Pages

Tuesday, October 14, 2025

I’ll Never Be the “Cool Old Guy” And It Sucks

I’m 53 years old, and it finally hit me... I’ll never be "cool" in the eyes of young people.

When I was growing up, things were different. Older people were respected, even admired. My uncles, my elders, and even the older guys down the street had a kind of authority. They carried wisdom, life experience, and a quiet confidence that made them role models in a way. To me, they weren’t “out of touch”. They were legends. OGs.

But somewhere along the way, that changed.

Today, the younger generation doesn’t look at people my age with respect or curiosity. Instead, they often dismiss us as outdated, irrelevant, or even annoying. We’re not mentors. We’re “has-beens.” And no matter how hard I try, I’ll never be the “cool old guy” that my ancestors were to me.

When I think about my childhood, I realize why my elders had so much respect. Back then it was harder to get knowledge. Outside of an encyclopedia or a library, you were stuck. If you wanted to learn something, you had to ask someone older or more experienced.

Back then tradition mattered. Culture and family history were passed down through stories, and elders were the keepers of those stories. Family stories rarely get passed down today as they did back then. And when you factor in so many blended families in society that we have now, it's even more rare to keep up with family history.

Back then patience was taught. Life wasn’t so fast-paced. People slowed down to listen and genuinely had interest in what you had to say most of the time. And even if they weren't interested, somehow what was being said still stuck somewhere in their mind to be retrieved later.


In short, older people had something that young people needed. Not anymore.

Fast forward to now, and everything has flipped. Information is everywhere. So much of it is probably not true, but verification isn't important in present-day America. With Google, TikTok, and YouTube, young people don’t feel they need to ask anyone for guidance.

Fast forward to now, and even the trends don't last long anymore. I thought my uncles were cool in their 70's clothing but fashion rarely lasts a decade now. By the time something catches on, the next wave has already started.

Fast forward to now and getting older isn't aspirational anymore. Instead of looking forward to maturity, youth culture glorifies staying young forever. To be fair, people my age tend to enjoy the youth culture a little too much as well. Maybe that's where some of the lack of respect comes from, huh? (Message!)

It hurts to admit, but I’ve noticed it in my own life.
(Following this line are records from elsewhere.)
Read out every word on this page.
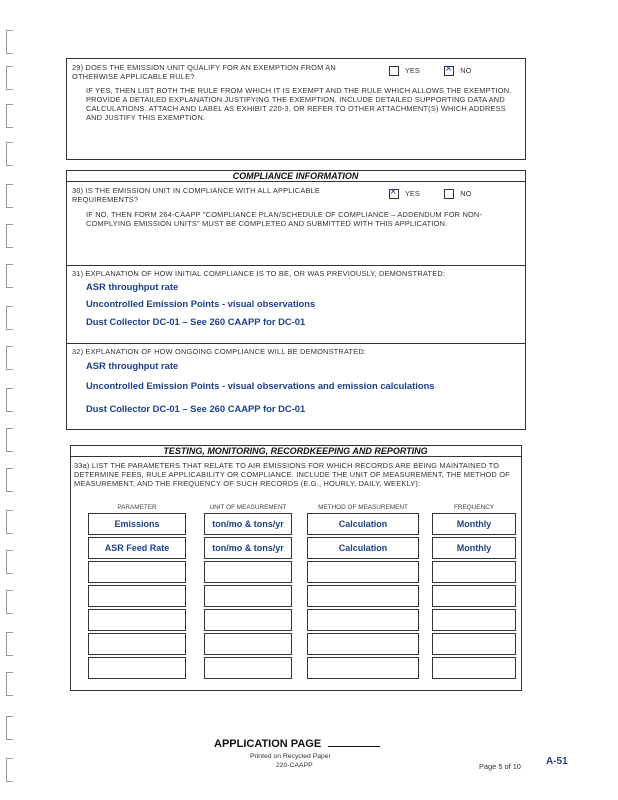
29) DOES THE EMISSION UNIT QUALIFY FOR AN EXEMPTION FROM AN OTHERWISE APPLICABLE RULE?
YES ×	NO
IF YES, THEN LIST BOTH THE RULE FROM WHICH IT IS EXEMPT AND THE RULE WHICH ALLOWS THE EXEMPTION. PROVIDE A DETAILED EXPLANATION JUSTIFYING THE EXEMPTION. INCLUDE DETAILED SUPPORTING DATA AND CALCULATIONS. ATTACH AND LABEL AS EXHIBIT 220-3, OR REFER TO OTHER ATTACHMENT(S) WHICH ADDRESS AND JUSTIFY THIS EXEMPTION.
COMPLIANCE INFORMATION
30) IS THE EMISSION UNIT IN COMPLIANCE WITH ALL APPLICABLE REQUIREMENTS?
×YES	NO
IF NO, THEN FORM 264-CAAPP "COMPLIANCE PLAN/SCHEDULE OF COMPLIANCE – ADDENDUM FOR NON-COMPLYING EMISSION UNITS" MUST BE COMPLETED AND SUBMITTED WITH THIS APPLICATION.
31) EXPLANATION OF HOW INITIAL COMPLIANCE IS TO BE, OR WAS PREVIOUSLY, DEMONSTRATED:
ASR throughput rate
Uncontrolled Emission Points - visual observations
Dust Collector DC-01 – See 260 CAAPP for DC-01
32) EXPLANATION OF HOW ONGOING COMPLIANCE WILL BE DEMONSTRATED:
ASR throughput rate
Uncontrolled Emission Points - visual observations and emission calculations
Dust Collector DC-01 – See 260 CAAPP for DC-01
TESTING, MONITORING, RECORDKEEPING AND REPORTING
33a) LIST THE PARAMETERS THAT RELATE TO AIR EMISSIONS FOR WHICH RECORDS ARE BEING MAINTAINED TO DETERMINE FEES, RULE APPLICABILITY OR COMPLIANCE. INCLUDE THE UNIT OF MEASUREMENT, THE METHOD OF MEASUREMENT, AND THE FREQUENCY OF SUCH RECORDS (E.G., HOURLY, DAILY, WEEKLY):
PARAMETER	UNIT OF MEASUREMENT	METHOD OF MEASUREMENT	FREQUENCY
Emissions	ton/mo & tons/yr	Calculation	Monthly
ASR Feed Rate	ton/mo & tons/yr	Calculation	Monthly
APPLICATION PAGE
Printed on Recycled Paper
220-CAAPP	Page 5 of 10	A-51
I walk into a room of young people, and instead of being seen as someone with stories to tell or lessons to share, I’m seen as outdated background noise.

The cruel irony is this: I really wanted to grow into one of those wise, cool elders I once admired. But the role doesn’t even exist anymore—not in the way it used to. I wanted to be the guy who pointed "finger guns" towards a guy and said, "watch out there now, young fella!"

Well, maybe not to that extreme, but you get my drift.

Still, maybe there’s another side to this. Maybe being “cool” to young people shouldn’t be the goal. Maybe it’s enough to pass down values, even if they don’t seem interested now. My goddaughter is 18 years old, and she listens to me still. We'll see how long that lasts. Her brother pretty much stopped at 20 years old, but I still think that he gets what I'm saying most of the time.

Maybe it’s about leading by example, showing resilience, patience, and grace. That's always easy, right? Just exist and keep doing what I've been doing, and it will be recognized.  I can always hope.

Maybe the respect comes later, when they’re older and finally understand. Only time will tell. Maybe I'll won't be too senile to recognize it if it does.

Because deep down, I know my uncles weren’t “cool” because they tried to impress anyone. They were cool because they were authentic, grounded, and unapologetically themselves. And that's all I ever strive to be. The best version of me that I can offer the world.

I'll never be the “cool old guy", and it sucks. But maybe coolness is overrated. What lasts longer than cool is character. And while they may not see it now, one day they might look back and recognize the value of the people they once brushed aside.

Until then, I’ll keep living my life with the quiet dignity my elders showed me. And who knows? Maybe one day, when the noise of youth fades, wisdom will matter again.